Intervenendo alla 137ª sessione del Consiglio dell’Imo in corso a Londra, Dominguez ha denunciato una situazione umanitaria sempre più grave, sottolineando che gli equipaggi dispongono di scorte limitate di cibo e acqua e vivono sotto la costante minaccia di violenze. Il responsabile dell’agenzia delle Nazioni Unite ha ribadito l’impegno dell’organizzazione a collaborare con Stati di bandiera, Paesi costieri, organismi regionali e operatori del settore marittimo per ottenere la liberazione in sicurezza degli ostaggi.

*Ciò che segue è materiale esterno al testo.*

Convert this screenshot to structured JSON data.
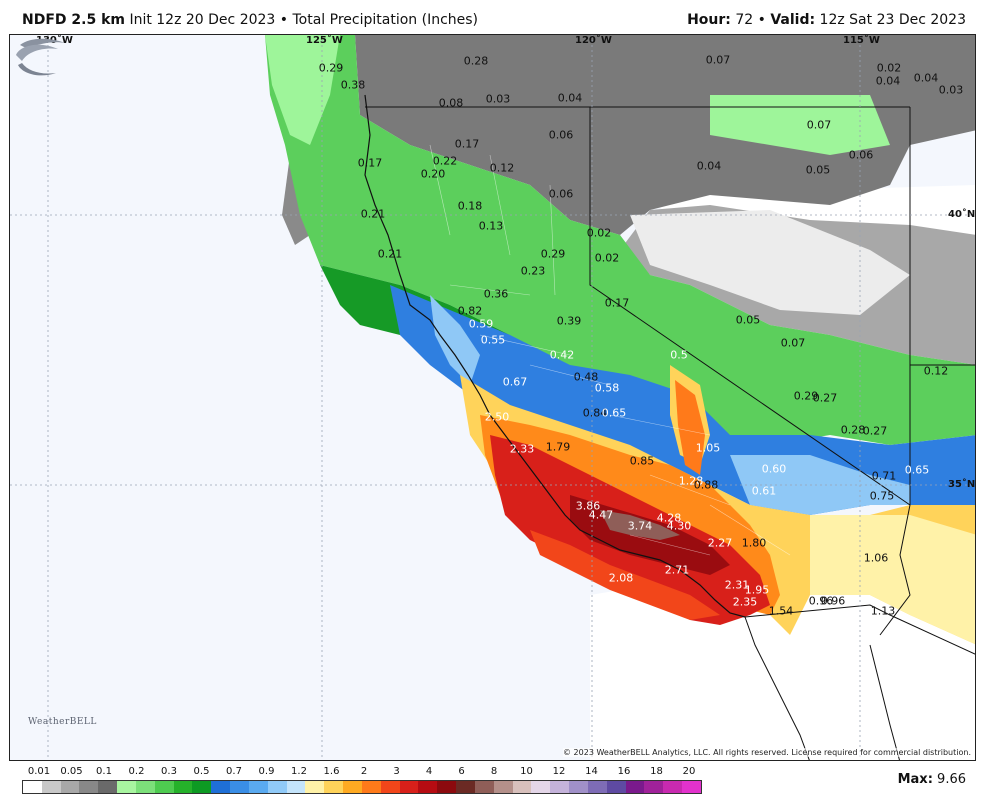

L’appello arriva in un contesto di crescente insicurezza marittima nel Mar Rosso e nel Golfo di Aden. Negli ultimi tre mesi l’Imo ha registrato 24 episodi, tra tentativi e attacchi effettivi di pirateria e rapina a mano armata contro navi commerciali nella regione, caratterizzati dall’impiego di armi sempre più sofisticate e da un aumento della violenza contro gli equipaggi. A livello globale, secondo i dati dell’organizzazione, gli episodi di pirateria e rapina in mare sono aumentati del 17 per cento tra il 2024 e il 2025, passando da 146 a 171 casi.
L’Imo continua a sostenere le iniziative regionali di contrasto alla pirateria attraverso il Codice di condotta di Gibuti e il suo emendamento di Gedda, un quadro di cooperazione che coinvolge 22 Stati costieri e insulari dell’Oceano Indiano occidentale e del Golfo di Aden per rafforzare la sicurezza marittima e proteggere le principali rotte commerciali internazionali.